Understanding when you are mutating an existing DataFrame vs creating a new one is one of the biggest pandas “aha” moments — and also one of its most common footguns.


🧩 The Core Idea: DataFrames Are Mutable Objects

A DataFrame is a mutable Python object that owns a collection of Series, each backed by NumPy arrays.

When you write:

df2 = df
df2["x"] = 1

You did not create a copy.

You now have two names pointing at the same object.

print(df is df2)
# True

Any in‑place change through either reference mutates the same underlying table.

Think of it as passing a pointer to a struct — just without pointer syntax.


📋 When Pandas Copies vs Mutates

Here’s the practical rule-of-thumb matrix:

OperationCopies DataFrame?Notes
df = df.rename(...)✅ YesReturns a new object
df.sort_values(inplace=True)❌ NoMutates existing df
df.insert(...)❌ NoAlways in place
df.drop(..., inplace=False)✅ YesFunctional style
df.loc[...] = ...⚠️ MaybeCan write-through slices
df = df[...]✅ UsuallyModern pandas returns copies

If an operation offers inplace=True, assume mutation.

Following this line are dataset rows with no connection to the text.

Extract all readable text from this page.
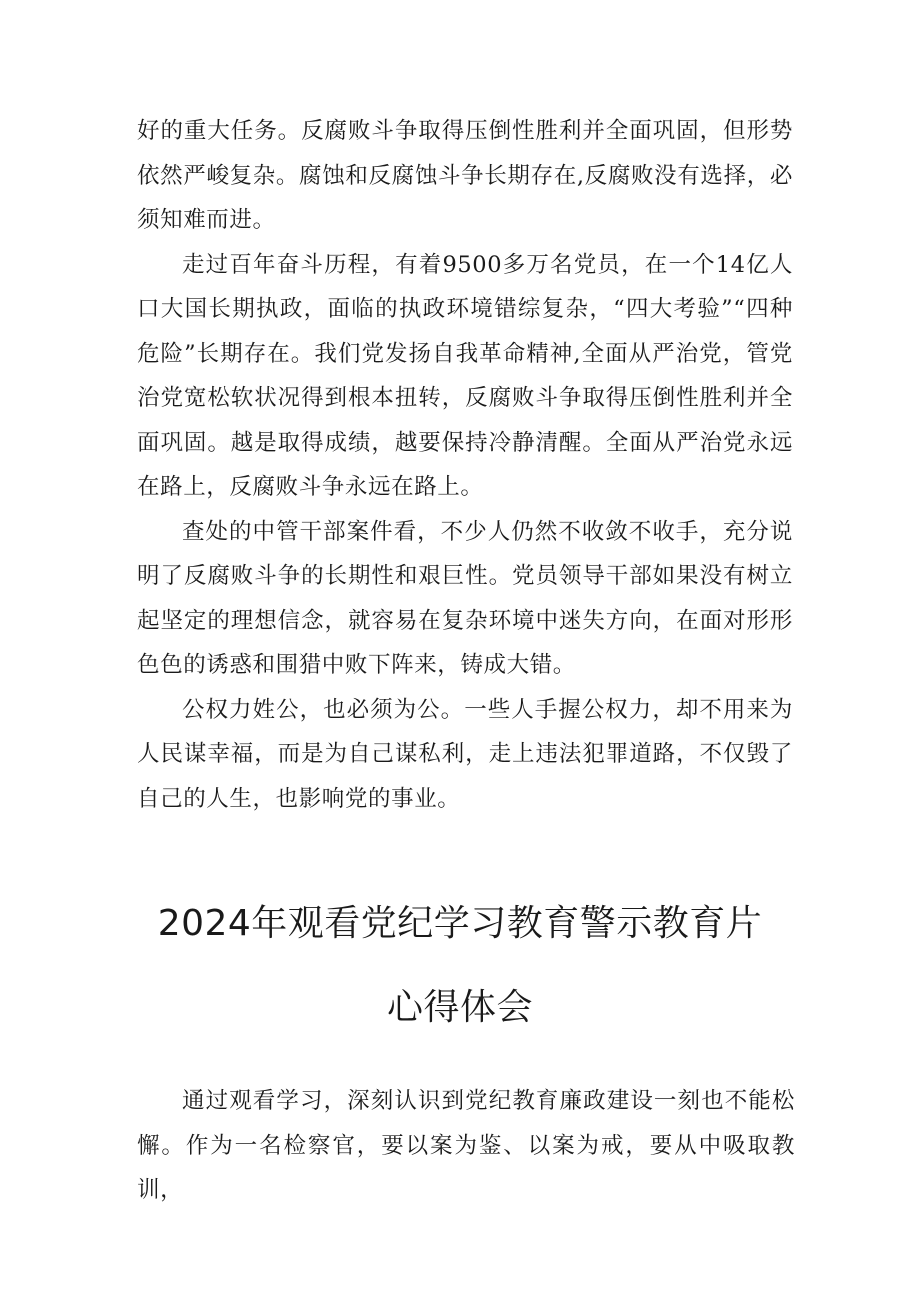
好的重大任务。反腐败斗争取得压倒性胜利并全面巩固，但形势依然严峻复杂。腐蚀和反腐蚀斗争长期存在,反腐败没有选择，必须知难而进。

走过百年奋斗历程，有着9500多万名党员，在一个14亿人口大国长期执政，面临的执政环境错综复杂，“四大考验”“四种危险”长期存在。我们党发扬自我革命精神,全面从严治党，管党治党宽松软状况得到根本扭转，反腐败斗争取得压倒性胜利并全面巩固。越是取得成绩，越要保持冷静清醒。全面从严治党永远在路上，反腐败斗争永远在路上。

查处的中管干部案件看，不少人仍然不收敛不收手，充分说明了反腐败斗争的长期性和艰巨性。党员领导干部如果没有树立起坚定的理想信念，就容易在复杂环境中迷失方向，在面对形形色色的诱惑和围猎中败下阵来，铸成大错。

公权力姓公，也必须为公。一些人手握公权力，却不用来为人民谋幸福，而是为自己谋私利，走上违法犯罪道路，不仅毁了自己的人生，也影响党的事业。

2024年观看党纪学习教育警示教育片
心得体会

通过观看学习，深刻认识到党纪教育廉政建设一刻也不能松懈。作为一名检察官，要以案为鉴、以案为戒，要从中吸取教训，
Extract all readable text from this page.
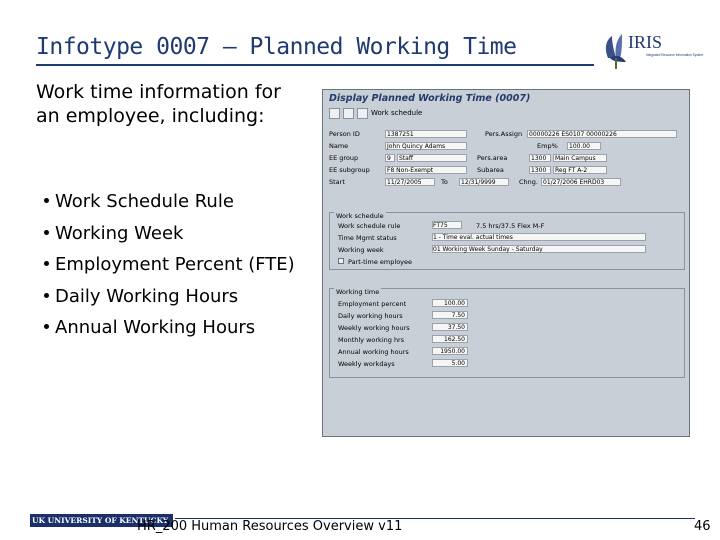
Infotype 0007 – Planned Working Time	IRIS
Integrated Resource Information System
Work time information for an employee, including:
Work Schedule Rule
Working Week
Employment Percent (FTE)
Daily Working Hours
Annual Working Hours
Display Planned Working Time (0007)
Work schedule
Person ID	1387251	Pers.Assign	00000226 ES0107 00000226
Name	John Quincy Adams	Emp%	100.00
EE group	9	Staff	Pers.area	1300	Main Campus
EE subgroup	F8 Non-Exempt	Subarea	1300	Reg FT A-2
Start	11/27/2005	To	12/31/9999	Chng. 01/27/2006 EHRD03
Work schedule
Work schedule rule	FT75	7.5 hrs/37.5 Flex M-F
Time Mgmt status	1 - Time eval. actual times
Working week	01 Working Week Sunday - Saturday
Part-time employee
Working time
Employment percent	100.00
Daily working hours	7.50
Weekly working hours	37.50
Monthly working hrs	162.50
Annual working hours	1950.00
Weekly workdays	5.00
UK UNIVERSITY OF KENTUCKY
HR_200 Human Resources Overview v11	46
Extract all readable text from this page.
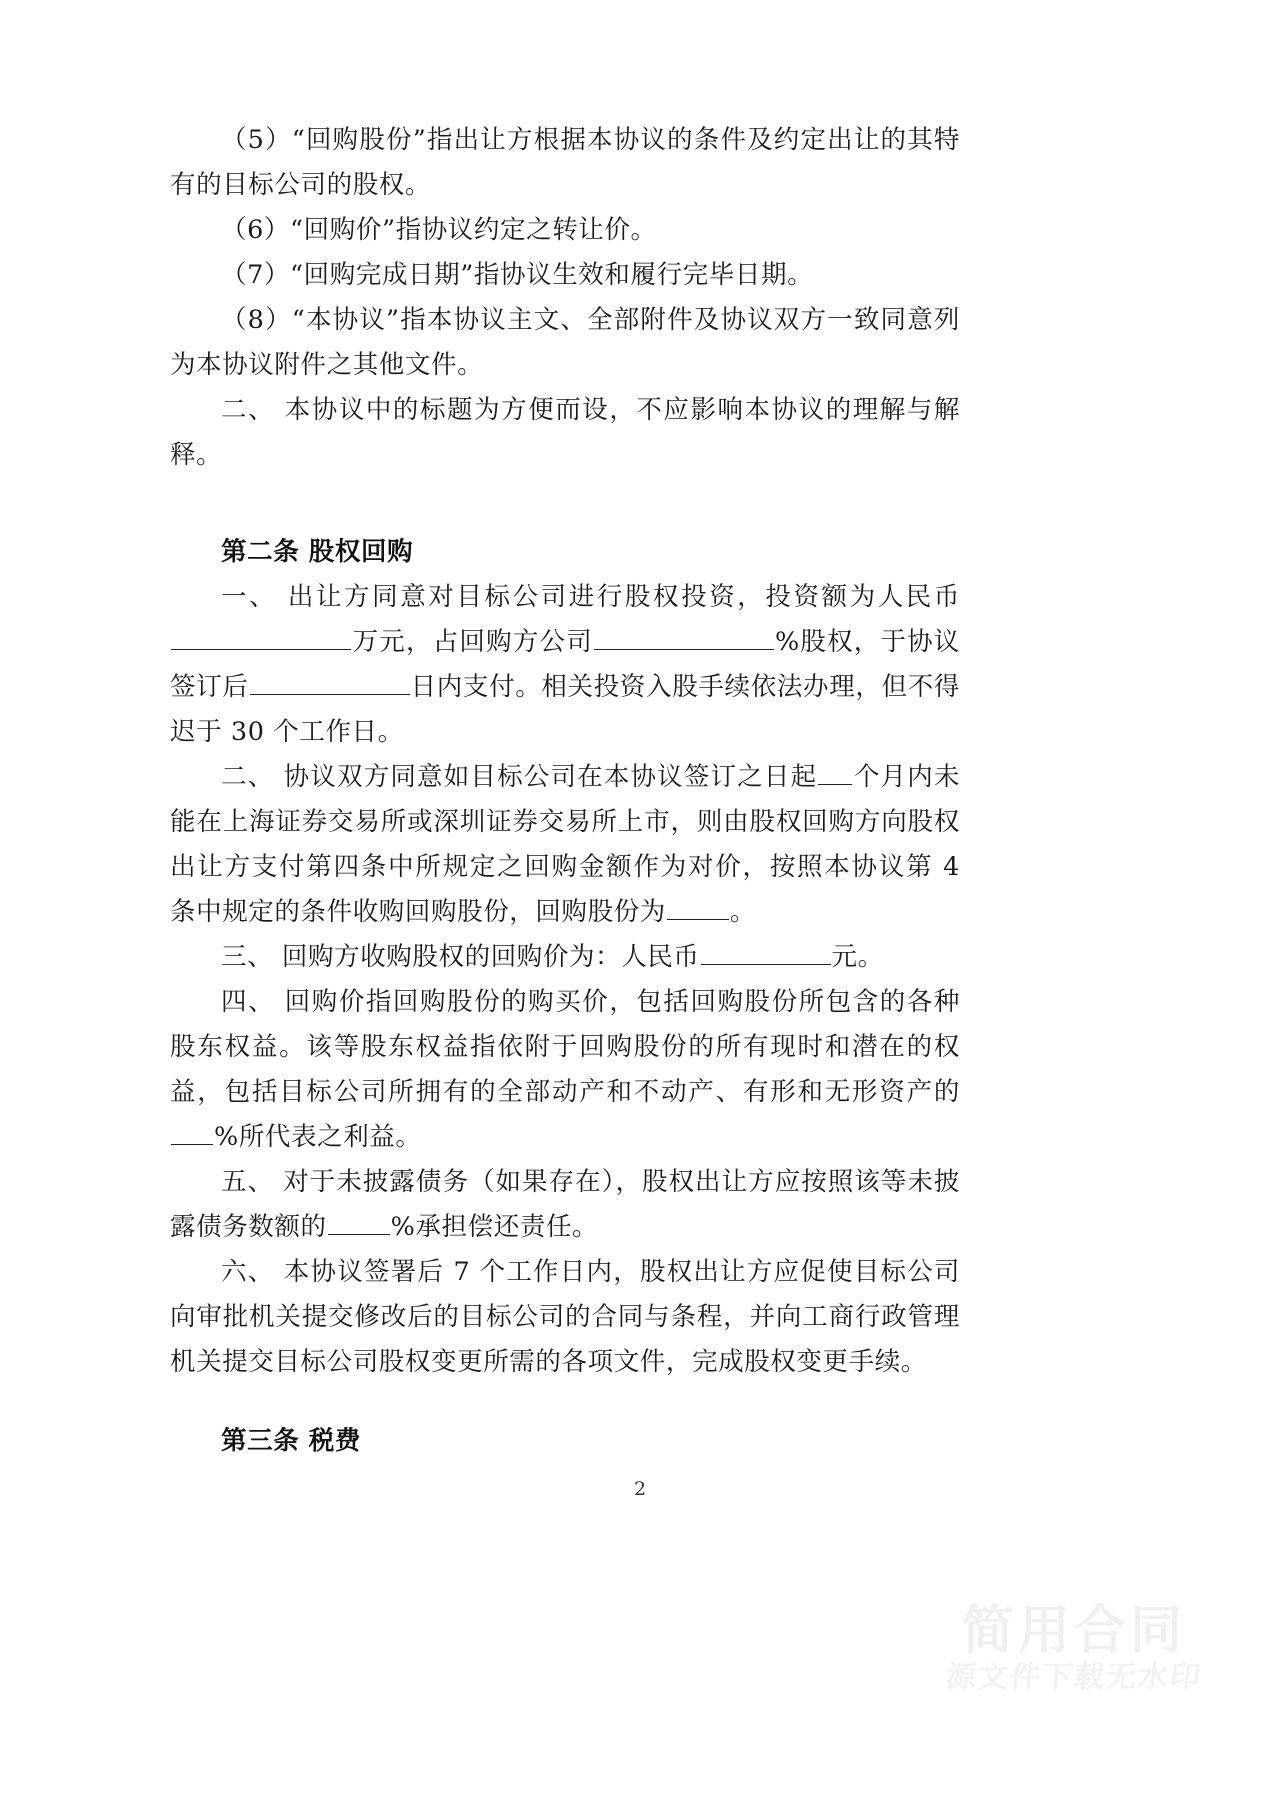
（5）“回购股份”指出让方根据本协议的条件及约定出让的其特有的目标公司的股权。

（6）“回购价”指协议约定之转让价。

（7）“回购完成日期”指协议生效和履行完毕日期。

（8）“本协议”指本协议主文、全部附件及协议双方一致同意列为本协议附件之其他文件。

二、 本协议中的标题为方便而设，不应影响本协议的理解与解释。

第二条 股权回购

一、 出让方同意对目标公司进行股权投资，投资额为人民币万元，占回购方公司	%股权，于协议签订后	日内支付。相关投资入股手续依法办理，但不得迟于 30 个工作日。

二、 协议双方同意如目标公司在本协议签订之日起 个月内未能在上海证券交易所或深圳证券交易所上市，则由股权回购方向股权出让方支付第四条中所规定之回购金额作为对价，按照本协议第 4 条中规定的条件收购回购股份，回购股份为	。

三、 回购方收购股权的回购价为：人民币	元。

四、 回购价指回购股份的购买价，包括回购股份所包含的各种股东权益。该等股东权益指依附于回购股份的所有现时和潜在的权益，包括目标公司所拥有的全部动产和不动产、有形和无形资产的%所代表之利益。

五、 对于未披露债务（如果存在），股权出让方应按照该等未披露债务数额的	%承担偿还责任。

六、 本协议签署后 7 个工作日内，股权出让方应促使目标公司向审批机关提交修改后的目标公司的合同与条程，并向工商行政管理机关提交目标公司股权变更所需的各项文件，完成股权变更手续。

第三条 税费

2
简用合同
源文件下载无水印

If the result is assigned back to df, assume replacement.


🪞 Copying Explicitly (Breaking the Pointer)

When you want to safely isolate a transformation:

df2 = df.copy()

That gives you a deep copy — new DataFrame, new NumPy buffers.

If you only need a new shell, not new memory:

df2 = df.copy(deep=False)

This creates a new DataFrame object that shares the same underlying arrays. Faster — but mutations to values can still leak.


🧰 Why Helper Functions Feel Functional (But Aren’t)

Take this common helper:

def move_column(df, col, to_idx=0):
s = df.pop(col)
df.insert(to_idx, col, s)
return df

This function mutates in place.

  • pop removes a column
  • insert changes column order
  • returning df only looks functional

Call chains like this hide mutation:

df = move_column(df, "x")

Making It Truly Functional

def move_column(df, col, to_idx=0):
df = df.copy()
s = df.pop(col)
df.insert(to_idx, col, s)
return df

Now:

  • caller gets a new object
  • original remains unchanged
  • behavior is explicit and predictable

⚠️ The Slice Trap (SettingWithCopyWarning)

df2 = df[df["a"] > 0]
df2["b"] = 1

Sometimes this mutates the parent. Sometimes it doesn’t.

That ambiguity is why pandas warns you.

Rule: if you need safety, either:

  • work on explicit copies
  • or assign via .loc on the original

🧠 TL;DR Mental Model

  • 🧱 DataFrame = mutable container of Series
  • 🪞 assignment = new name, same object
  • ✂️ copy() = break the link
  • ⚙️ mutators (insert, pop, drop(inplace=True)) = in place
  • ✅ returning df ≠ immutability

Once this clicks, pandas code becomes readable again — just like knowing when Go passes by value vs reference.

This isn’t pandas trivia.

It’s state management discipline for data engineers.